Yes, an interesting election cycle – very interesting indeed.
A couple more bits of insight on the recent State of the Union, this first from the Weekly Standard’s Fed Barnes: Obama Blows Smoke. Excerpt:
We know that supply-side economics emphasizes serious cuts in tax rates and Keynesianism relies on massive amounts of government spending. But how in the world does “middle class economics” work? After President Obama cited it repeatedly in State of the Union speech, I waited and waited for him to explain how it works. He never did.
Instead, he confused a cause with a result. Middle class economics, he said, “is the idea that this country does best when everyone gets their fair shot, everyone does their fair share, and everyone plays by the same set of rules.” That’s a nice sentiment, but it’s not an economic policy.
Let’s be honest about this much; President Obama doesn’t have an economic policy. What he has is a healthy dose of 1960s style Keynesianism with a healthy dose of class envy rhetoric thrown in to stir up the Left. And to be fair, the GOP has (so far) not done a very good job of articulating an alternative.

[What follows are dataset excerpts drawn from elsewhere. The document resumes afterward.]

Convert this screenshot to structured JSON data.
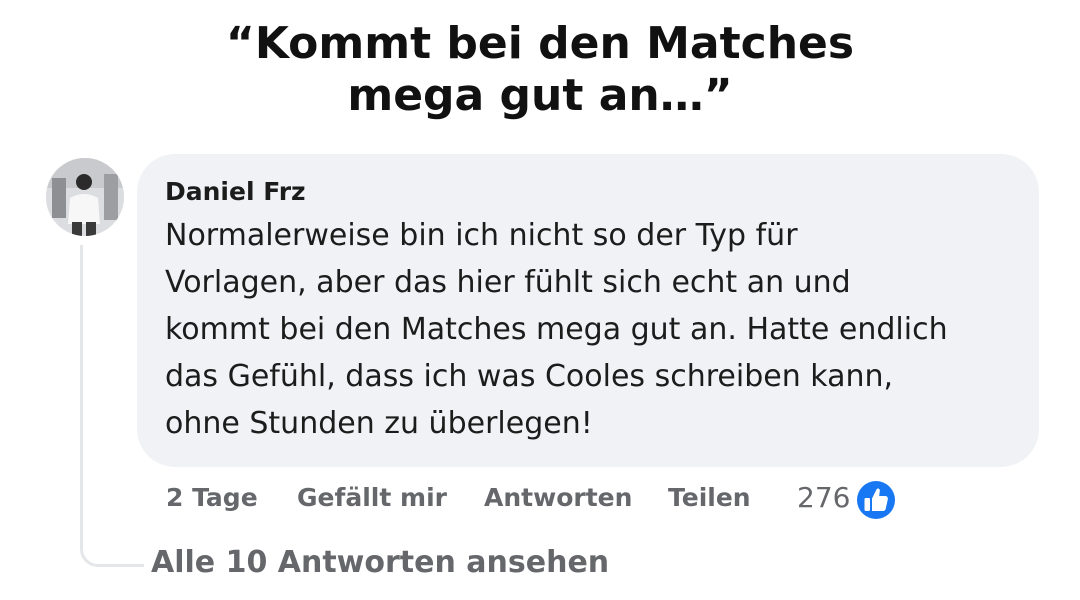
{
  "headline": {
    "line1": "“Kommt bei den Matches",
    "line2": "mega gut an…”"
  },
  "comment": {
    "author": "Daniel Frz",
    "text_lines": [
      "Normalerweise bin ich nicht so der Typ für",
      "Vorlagen, aber das hier fühlt sich echt an und",
      "kommt bei den Matches mega gut an. Hatte endlich",
      "das Gefühl, dass ich was Cooles schreiben kann,",
      "ohne Stunden zu überlegen!"
    ],
    "avatar_icon": "profile-photo",
    "bubble_color": "#f0f2f5"
  },
  "actions": {
    "time": "2 Tage",
    "like": "Gefällt mir",
    "reply": "Antworten",
    "share": "Teilen",
    "reaction_count": "276",
    "reaction_icon": "thumbs-up-icon",
    "reaction_color": "#1877f2"
  },
  "replies": {
    "view_all": "Alle 10 Antworten ansehen"
  }
}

How about talking up some real tax reform, like the FairTax? How about concrete proposals for dealing with our Ice-Age style, mile-thick glacier of Imperial debt that is creeping steadily down on our children and grandchildren?
Here’s another, this from National Journal’s Ron Fournier: Does Obama Believe What He Says Anymore? Excerpt:
“Imagine if we broke out of these tired old patterns,” he told a joint session of Congress on Tuesday. “Imagine if we did something different.”
Yes, imagine if rather than empty promises, the president could report two-party progress on big issues like immigration, climate change, social mobility, and the debt and deficit.
Actually, you don’t need to imagine. Such leadership exists in this country—just not in Washington.
And, indeed, this is true. It’s going on in Wisconsin, where Governor Scott Walker has reined in that state’s runaway finances. It’s going in in Michigan, where Governor Rick Snyder has dealt with Detroit’s fiscal nightmare and worked out the state’s problems with unfunded pension costs. All around the country (well, not in California, where the lunatics continue to run the asylum) state Governors are accomplishing what the Imperial City is helpless to address.
Maybe, in 2016, we need to stick one of these Governors in the Imperial Mansion.